Mixed precision training (fp16)

Many self-supervised approaches leverage mixed precision training by default for better training speed and reducing the model memory requirement. For this, you can either use NVIDIA Apex Library with AMP or Pytorch’s implementation.

If using Apex, users can tune the AMP level to the levels supported by NVIDIA. See this for details on Apex amp levels.
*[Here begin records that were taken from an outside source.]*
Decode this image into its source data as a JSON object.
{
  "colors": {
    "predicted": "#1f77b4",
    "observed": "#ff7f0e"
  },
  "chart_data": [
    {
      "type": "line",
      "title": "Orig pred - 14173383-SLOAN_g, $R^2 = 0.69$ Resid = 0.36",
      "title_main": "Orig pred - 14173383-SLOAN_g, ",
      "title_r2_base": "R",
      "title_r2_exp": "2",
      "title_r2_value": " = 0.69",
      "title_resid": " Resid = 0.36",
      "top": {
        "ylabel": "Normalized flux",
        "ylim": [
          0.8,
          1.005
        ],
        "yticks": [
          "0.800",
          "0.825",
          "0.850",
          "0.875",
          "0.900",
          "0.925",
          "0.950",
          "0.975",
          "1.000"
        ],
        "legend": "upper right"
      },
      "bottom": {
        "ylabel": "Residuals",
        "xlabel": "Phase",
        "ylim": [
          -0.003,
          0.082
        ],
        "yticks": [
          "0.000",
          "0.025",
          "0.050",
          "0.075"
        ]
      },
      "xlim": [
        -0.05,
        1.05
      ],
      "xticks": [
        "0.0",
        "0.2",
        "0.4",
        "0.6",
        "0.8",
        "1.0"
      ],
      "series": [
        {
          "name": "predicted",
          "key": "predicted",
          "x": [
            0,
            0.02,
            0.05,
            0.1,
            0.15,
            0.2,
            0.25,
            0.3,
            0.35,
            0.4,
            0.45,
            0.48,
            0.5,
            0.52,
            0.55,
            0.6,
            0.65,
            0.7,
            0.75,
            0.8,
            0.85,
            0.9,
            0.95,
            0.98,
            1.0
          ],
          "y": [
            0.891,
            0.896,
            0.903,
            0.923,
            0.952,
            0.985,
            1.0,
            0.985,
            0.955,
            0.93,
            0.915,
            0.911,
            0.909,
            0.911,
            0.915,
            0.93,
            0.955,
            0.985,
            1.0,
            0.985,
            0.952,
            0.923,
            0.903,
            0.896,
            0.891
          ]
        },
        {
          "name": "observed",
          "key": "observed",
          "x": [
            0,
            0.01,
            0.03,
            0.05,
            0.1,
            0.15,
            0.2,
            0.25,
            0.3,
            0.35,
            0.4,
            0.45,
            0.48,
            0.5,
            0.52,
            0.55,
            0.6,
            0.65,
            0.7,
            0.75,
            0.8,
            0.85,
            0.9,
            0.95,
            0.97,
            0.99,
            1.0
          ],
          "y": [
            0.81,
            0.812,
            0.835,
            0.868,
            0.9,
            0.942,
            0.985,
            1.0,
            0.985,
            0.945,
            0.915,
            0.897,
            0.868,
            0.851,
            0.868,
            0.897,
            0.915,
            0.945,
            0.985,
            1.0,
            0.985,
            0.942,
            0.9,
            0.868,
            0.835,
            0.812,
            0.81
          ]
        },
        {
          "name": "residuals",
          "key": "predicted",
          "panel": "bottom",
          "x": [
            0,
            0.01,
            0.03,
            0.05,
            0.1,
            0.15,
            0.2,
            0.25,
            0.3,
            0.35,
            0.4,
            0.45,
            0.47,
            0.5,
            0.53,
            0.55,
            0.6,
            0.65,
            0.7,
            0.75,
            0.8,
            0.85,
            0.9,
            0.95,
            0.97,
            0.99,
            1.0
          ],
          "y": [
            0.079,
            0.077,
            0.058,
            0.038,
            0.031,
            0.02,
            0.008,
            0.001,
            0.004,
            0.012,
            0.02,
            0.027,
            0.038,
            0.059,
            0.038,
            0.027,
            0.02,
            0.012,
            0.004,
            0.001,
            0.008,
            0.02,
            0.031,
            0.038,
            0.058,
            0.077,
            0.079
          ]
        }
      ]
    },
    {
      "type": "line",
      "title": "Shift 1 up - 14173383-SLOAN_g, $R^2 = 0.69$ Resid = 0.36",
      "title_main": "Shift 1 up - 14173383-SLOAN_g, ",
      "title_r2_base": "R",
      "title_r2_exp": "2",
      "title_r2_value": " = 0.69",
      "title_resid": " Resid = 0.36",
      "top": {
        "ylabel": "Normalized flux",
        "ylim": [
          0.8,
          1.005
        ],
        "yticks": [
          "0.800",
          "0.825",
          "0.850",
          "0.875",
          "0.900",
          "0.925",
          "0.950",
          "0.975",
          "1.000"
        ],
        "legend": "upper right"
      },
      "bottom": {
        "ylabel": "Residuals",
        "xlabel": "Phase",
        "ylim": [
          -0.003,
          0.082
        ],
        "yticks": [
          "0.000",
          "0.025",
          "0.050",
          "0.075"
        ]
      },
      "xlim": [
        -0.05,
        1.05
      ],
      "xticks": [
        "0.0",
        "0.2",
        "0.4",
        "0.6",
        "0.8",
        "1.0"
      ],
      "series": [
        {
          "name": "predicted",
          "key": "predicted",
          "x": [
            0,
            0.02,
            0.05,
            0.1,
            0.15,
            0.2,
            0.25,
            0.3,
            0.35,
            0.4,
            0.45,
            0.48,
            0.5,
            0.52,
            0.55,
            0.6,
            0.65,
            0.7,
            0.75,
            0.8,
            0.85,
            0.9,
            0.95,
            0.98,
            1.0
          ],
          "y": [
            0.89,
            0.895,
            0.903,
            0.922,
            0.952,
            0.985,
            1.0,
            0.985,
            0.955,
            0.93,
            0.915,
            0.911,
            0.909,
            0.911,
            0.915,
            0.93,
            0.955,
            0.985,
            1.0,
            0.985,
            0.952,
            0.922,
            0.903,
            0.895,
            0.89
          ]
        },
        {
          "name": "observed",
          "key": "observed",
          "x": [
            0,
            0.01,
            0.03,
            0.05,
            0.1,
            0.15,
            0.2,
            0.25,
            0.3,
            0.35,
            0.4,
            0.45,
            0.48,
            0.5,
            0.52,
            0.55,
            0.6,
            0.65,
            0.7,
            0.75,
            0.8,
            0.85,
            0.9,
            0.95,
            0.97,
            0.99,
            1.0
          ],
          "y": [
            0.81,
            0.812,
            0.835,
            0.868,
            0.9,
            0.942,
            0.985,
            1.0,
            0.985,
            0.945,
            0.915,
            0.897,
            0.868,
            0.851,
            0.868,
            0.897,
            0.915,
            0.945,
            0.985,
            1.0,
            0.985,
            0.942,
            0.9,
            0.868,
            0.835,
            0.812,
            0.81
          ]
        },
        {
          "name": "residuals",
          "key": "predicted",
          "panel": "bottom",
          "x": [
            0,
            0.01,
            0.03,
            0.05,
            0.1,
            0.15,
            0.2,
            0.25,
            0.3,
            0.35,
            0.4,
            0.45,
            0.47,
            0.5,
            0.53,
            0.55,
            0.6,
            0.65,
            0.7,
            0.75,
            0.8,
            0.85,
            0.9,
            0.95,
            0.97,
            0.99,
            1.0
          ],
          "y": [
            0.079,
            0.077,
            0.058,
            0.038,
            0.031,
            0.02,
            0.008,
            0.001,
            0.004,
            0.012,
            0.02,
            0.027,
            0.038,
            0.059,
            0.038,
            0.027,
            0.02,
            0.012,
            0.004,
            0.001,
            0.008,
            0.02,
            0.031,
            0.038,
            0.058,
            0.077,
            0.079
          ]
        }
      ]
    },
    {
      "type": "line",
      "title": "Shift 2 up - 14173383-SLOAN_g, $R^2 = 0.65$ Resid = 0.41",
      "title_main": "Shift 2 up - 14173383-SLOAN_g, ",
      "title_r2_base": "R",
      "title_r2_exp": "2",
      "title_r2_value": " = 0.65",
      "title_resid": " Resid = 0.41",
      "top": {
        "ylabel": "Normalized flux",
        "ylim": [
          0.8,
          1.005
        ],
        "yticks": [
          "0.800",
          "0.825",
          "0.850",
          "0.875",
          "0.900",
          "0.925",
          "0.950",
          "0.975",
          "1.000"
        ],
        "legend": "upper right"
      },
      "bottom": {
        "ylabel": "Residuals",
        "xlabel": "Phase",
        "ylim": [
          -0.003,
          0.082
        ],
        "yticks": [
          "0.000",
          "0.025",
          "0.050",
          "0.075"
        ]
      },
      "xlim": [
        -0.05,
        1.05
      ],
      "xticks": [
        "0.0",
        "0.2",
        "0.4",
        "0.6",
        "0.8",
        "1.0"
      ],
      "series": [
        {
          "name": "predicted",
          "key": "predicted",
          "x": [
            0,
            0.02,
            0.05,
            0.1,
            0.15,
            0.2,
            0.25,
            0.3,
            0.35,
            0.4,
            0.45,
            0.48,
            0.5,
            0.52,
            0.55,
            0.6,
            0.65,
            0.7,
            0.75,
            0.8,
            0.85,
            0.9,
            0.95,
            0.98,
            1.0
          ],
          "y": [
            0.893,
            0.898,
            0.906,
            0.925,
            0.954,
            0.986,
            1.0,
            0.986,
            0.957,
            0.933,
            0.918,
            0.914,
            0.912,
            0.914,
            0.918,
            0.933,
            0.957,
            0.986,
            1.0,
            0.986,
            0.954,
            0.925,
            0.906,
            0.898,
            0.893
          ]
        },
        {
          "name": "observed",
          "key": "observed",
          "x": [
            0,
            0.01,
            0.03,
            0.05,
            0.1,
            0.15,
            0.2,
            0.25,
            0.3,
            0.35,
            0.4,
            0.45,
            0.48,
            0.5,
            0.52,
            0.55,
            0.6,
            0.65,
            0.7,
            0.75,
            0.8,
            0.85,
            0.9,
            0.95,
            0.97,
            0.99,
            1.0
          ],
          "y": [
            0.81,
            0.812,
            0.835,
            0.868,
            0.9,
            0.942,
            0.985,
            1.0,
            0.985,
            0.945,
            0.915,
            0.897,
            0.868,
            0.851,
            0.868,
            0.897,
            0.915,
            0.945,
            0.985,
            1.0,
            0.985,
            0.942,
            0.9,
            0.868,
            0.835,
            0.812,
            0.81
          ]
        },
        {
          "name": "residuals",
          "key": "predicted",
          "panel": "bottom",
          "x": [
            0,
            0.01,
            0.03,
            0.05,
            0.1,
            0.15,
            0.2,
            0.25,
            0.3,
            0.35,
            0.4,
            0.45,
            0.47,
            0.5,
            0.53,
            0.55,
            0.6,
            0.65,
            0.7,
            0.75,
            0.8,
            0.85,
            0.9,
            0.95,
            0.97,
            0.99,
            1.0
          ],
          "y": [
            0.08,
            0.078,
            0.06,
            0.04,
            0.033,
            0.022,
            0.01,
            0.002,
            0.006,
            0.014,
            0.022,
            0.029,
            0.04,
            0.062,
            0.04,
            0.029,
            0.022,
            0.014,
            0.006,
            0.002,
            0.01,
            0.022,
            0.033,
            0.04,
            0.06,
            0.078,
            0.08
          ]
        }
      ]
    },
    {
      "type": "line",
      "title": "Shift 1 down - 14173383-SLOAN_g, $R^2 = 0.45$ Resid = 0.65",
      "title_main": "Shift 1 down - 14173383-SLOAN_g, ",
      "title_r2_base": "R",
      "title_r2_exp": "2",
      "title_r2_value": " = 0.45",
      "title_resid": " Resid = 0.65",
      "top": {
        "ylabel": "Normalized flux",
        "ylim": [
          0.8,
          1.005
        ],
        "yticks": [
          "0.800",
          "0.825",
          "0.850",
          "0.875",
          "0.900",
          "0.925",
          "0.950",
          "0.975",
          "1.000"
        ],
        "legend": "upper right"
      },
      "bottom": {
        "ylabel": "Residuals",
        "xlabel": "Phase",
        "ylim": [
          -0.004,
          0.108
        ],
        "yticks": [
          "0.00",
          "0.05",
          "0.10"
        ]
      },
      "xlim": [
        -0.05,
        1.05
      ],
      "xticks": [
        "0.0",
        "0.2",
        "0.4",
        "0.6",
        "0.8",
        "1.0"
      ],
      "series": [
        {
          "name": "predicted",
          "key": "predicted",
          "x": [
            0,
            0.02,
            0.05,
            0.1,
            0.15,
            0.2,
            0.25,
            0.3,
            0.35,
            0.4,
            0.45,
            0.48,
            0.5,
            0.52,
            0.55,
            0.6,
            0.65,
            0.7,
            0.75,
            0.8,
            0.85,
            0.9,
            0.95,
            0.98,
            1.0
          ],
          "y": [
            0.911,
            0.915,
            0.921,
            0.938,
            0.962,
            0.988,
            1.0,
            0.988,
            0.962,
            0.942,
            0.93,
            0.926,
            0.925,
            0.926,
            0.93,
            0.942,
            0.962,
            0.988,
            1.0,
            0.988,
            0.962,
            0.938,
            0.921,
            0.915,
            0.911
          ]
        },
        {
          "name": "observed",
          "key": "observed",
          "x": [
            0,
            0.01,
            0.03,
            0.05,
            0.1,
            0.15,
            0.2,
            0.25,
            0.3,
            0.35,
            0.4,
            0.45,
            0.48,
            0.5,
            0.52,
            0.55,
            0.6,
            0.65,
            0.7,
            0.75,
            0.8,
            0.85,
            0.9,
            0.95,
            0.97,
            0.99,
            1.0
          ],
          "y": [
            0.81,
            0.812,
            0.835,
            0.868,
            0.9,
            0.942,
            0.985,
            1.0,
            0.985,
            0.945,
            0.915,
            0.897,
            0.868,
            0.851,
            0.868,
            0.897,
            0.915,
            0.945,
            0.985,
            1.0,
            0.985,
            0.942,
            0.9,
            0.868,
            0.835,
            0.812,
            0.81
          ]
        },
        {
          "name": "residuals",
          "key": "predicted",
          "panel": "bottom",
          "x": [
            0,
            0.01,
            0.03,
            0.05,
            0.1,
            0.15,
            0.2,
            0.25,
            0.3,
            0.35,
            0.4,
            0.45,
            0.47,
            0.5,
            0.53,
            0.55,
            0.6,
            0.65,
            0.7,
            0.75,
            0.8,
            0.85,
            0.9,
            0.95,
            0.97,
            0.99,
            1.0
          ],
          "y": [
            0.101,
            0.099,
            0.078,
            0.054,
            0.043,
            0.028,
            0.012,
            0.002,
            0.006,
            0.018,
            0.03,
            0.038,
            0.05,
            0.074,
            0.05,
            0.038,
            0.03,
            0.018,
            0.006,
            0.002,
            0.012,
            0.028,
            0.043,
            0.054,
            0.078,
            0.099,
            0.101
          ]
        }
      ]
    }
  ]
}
To use Mixed precision training, one needs to set the following parameters in configuration file:

MODEL:
  AMP_PARAMS:
    USE_AMP: False
    # Only applicable for Apex AMP_TYPE
    # Use O1 as it is robust and stable than O3. If you want to use O3, we recommend the following setting:
    # {"opt_level": "O3", "keep_batchnorm_fp32": True, "master_weights": True, "loss_scale": "dynamic"}
    AMP_ARGS: {"opt_level": "O1"}
    # we support pytorch amp as well which is availale in pytorch>=1.6.
    AMP_TYPE: "apex"  # apex | pytorch

Using Apex

In order to use Apex, VISSL provides anaconda and pip packages of Apex (compiled with Optimzed C++ extensions/CUDA kernels). The Apex packages are provided for all versions of CUDA (9.2, 10.0, 10.1, 10.2, 11.0), PyTorch >= 1.4 and Python >=3.6 and <=3.9.

Follow VISSL’s instructions to install apex in pip and instructions to install apex in conda.